El sindicalista kirchnerista Pablo Moyano sorprendió a todos hoy al rechazar abiertamente la incorporación de la inteligencia artificial en el ámbito laboral en Argentina, a pesar de reconocer que se trata de un proceso difícil de detener.
Durante una entrevista en un programa radial de FM Futurock, el referente del sindicato de Camioneros expresó su rechazo al avance de la tecnología.
“Bueno, nosotros lo rechazamos, por supuesto. Nadie puede estar eh o dudar que es el avance que se viene, ¿no? En algunas empresas de logística de nuestra actividad están apareciendo robots o nueva metodología de trabajo”, sostuvo.
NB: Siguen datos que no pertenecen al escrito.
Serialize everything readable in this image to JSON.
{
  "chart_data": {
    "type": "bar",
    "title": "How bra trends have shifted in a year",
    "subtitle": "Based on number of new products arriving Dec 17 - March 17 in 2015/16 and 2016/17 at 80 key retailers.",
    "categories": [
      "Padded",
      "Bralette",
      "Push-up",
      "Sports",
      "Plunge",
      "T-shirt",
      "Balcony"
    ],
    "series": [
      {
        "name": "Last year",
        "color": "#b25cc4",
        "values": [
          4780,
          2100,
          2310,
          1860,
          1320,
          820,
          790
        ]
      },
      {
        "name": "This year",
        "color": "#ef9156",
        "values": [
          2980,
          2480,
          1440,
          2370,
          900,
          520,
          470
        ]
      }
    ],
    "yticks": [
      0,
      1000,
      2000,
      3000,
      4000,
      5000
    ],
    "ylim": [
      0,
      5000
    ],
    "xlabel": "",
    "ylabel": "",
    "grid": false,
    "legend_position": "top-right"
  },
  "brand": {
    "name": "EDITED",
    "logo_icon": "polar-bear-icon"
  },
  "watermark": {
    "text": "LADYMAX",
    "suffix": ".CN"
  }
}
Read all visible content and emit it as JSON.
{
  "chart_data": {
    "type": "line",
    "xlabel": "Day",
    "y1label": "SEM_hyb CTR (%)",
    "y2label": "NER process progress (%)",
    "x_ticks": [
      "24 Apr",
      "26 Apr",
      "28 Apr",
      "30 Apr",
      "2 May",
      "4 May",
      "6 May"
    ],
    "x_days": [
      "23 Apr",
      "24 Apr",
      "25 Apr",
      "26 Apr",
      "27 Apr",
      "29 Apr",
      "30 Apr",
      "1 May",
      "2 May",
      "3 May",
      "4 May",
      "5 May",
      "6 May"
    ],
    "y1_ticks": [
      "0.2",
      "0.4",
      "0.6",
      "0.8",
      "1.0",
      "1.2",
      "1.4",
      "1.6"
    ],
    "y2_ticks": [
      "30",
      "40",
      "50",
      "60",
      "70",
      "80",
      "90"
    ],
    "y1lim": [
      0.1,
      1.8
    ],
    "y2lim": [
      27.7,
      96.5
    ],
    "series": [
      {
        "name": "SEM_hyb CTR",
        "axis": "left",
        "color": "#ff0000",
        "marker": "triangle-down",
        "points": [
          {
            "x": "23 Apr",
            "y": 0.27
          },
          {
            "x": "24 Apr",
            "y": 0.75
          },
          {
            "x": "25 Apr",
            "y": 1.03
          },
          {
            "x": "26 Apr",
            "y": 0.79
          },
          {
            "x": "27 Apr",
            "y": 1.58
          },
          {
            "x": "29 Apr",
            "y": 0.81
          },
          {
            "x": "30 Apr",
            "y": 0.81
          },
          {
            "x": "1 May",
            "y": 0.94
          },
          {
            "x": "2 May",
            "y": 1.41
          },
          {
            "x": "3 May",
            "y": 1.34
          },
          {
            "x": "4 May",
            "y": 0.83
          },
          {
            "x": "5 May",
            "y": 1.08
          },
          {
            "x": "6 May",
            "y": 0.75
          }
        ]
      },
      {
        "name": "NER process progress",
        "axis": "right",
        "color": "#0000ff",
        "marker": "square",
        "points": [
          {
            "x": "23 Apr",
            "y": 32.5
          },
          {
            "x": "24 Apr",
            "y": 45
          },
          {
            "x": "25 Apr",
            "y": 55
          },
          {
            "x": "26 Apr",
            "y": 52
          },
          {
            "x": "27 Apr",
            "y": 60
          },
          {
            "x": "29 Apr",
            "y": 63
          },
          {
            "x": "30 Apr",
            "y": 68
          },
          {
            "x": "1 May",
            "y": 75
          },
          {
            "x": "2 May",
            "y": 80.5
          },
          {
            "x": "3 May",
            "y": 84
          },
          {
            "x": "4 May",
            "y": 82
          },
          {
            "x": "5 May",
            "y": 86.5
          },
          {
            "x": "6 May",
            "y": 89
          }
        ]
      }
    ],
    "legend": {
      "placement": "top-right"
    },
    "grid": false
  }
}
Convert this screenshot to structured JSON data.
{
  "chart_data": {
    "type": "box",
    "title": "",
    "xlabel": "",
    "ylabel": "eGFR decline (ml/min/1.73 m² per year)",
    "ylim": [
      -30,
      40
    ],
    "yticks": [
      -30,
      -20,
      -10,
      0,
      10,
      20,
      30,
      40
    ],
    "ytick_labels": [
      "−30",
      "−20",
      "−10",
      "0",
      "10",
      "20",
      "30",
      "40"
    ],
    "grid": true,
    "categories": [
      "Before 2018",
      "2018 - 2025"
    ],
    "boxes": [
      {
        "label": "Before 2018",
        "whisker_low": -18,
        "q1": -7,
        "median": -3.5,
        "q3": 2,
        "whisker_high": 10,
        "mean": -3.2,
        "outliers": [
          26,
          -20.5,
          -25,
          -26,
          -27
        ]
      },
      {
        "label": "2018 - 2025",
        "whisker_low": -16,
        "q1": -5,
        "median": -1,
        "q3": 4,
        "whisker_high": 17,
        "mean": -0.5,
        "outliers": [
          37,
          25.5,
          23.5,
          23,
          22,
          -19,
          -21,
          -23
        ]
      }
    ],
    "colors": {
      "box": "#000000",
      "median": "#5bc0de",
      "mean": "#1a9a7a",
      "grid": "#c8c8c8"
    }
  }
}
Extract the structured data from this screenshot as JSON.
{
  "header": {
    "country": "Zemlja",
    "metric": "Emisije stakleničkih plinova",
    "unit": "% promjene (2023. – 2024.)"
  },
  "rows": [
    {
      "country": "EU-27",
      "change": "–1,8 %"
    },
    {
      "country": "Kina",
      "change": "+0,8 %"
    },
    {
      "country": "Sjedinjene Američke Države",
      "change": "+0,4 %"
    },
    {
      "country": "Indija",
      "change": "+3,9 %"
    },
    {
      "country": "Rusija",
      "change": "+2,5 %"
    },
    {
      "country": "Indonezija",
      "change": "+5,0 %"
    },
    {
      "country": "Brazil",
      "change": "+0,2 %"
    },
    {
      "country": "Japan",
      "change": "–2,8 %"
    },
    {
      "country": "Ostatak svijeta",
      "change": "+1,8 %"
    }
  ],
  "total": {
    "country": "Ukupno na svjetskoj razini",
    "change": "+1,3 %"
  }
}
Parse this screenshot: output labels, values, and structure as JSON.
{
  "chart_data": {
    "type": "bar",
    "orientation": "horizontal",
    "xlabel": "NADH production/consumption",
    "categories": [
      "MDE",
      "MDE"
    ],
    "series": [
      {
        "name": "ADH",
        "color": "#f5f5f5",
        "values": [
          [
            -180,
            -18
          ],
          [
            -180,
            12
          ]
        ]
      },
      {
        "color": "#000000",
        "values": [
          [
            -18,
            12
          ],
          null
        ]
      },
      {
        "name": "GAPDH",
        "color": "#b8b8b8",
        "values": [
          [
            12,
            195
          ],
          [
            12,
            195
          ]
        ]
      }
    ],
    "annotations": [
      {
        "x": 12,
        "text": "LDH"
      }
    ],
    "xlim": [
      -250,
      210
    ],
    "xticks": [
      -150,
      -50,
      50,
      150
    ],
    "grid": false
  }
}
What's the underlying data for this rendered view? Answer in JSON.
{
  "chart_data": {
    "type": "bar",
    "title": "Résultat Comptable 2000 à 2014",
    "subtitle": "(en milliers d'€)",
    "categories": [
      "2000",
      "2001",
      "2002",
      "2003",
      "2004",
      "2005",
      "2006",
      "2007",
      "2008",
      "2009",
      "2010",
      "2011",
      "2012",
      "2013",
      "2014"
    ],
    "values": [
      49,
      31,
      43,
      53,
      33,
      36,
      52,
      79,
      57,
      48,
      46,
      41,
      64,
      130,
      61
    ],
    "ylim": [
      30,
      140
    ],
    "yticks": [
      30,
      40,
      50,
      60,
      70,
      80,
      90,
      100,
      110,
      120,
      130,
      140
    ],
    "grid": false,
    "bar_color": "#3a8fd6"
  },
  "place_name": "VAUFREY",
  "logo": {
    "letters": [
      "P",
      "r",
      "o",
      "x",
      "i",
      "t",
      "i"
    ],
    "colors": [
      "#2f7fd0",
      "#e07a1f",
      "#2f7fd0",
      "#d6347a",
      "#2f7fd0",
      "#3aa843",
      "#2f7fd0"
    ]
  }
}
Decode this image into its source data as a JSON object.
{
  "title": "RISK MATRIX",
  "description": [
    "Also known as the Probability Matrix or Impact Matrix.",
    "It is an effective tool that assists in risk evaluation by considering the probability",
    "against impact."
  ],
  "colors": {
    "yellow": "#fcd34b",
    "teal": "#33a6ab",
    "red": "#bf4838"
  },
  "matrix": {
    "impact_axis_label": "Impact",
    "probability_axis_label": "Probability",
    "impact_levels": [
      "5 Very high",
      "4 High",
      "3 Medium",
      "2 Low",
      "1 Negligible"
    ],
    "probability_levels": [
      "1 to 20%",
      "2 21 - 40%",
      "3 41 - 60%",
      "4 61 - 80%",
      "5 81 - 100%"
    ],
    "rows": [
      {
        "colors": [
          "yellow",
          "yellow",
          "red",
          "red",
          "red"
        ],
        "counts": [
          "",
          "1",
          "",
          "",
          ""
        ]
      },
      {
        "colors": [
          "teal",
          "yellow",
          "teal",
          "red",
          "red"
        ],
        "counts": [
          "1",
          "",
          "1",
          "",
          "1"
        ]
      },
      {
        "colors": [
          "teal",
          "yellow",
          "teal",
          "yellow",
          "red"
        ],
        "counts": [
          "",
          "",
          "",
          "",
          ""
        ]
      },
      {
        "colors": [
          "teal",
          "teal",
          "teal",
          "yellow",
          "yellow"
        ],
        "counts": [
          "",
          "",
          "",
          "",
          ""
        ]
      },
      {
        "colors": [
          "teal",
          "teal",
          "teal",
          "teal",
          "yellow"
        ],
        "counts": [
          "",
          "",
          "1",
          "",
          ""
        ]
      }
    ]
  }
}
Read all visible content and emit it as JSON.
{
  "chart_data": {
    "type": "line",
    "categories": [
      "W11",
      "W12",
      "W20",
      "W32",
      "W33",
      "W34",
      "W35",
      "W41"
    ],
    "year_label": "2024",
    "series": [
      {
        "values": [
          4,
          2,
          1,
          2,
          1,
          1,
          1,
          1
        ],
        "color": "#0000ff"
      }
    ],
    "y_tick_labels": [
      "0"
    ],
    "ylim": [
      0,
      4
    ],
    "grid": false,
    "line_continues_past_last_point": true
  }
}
Las declaraciones reflejan una postura crítica frente al desarrollo tecnológico, en un contexto global donde la automatización avanza de manera sostenida, impulsando el crecimiento económico y el bienestar.
El dirigente remarcó que la prioridad de su sector es evitar la pérdida de empleos, aunque eso signifique defender un modelo más ineficiente: “Lo que no hemos permitido es despidos de trabajadores, pero bueno, es un avance que no sé cómo se va a poder llegar a frenar, ¿no? El tema es que no impacte en el trabajo".
"En Europa ya hasta camiones están eh sin chofer. Es una locura que uno pensaba que no iba a llegar a nuestro país. Pero lamentablemente, bueno, será cada organización gremial cómo defenderá a sus trabajadores”, advirtió.
Pablo y Hugo Moyano.
Las palabras del sindicalista se producen en un escenario donde la Inteligencia Artificial se consolida como una herramienta clave para mejorar la productividad y transformar industrias enteras, lo que contrasta con las posturas que buscan limitar su implementación por temor a sus efectos laborales.
Además del debate tecnológico, el dirigente apuntó contra la interna del peronismo. “Lamentablemente están ocupados, en el PJ, en internas baratas que no le sirven a nadie. Hoy no veo que la gente en estos momentos se vuelva o a enamorar o a esperar una figura que nos saque de este desastre que nos está dejando Milei”, concluyó.
Las declaraciones de Moyano exponen no solo la resistencia de sectores sindicales frente a la innovación tecnológica, sino también las tensiones internas del kirchnerismo dentro del ámbito político.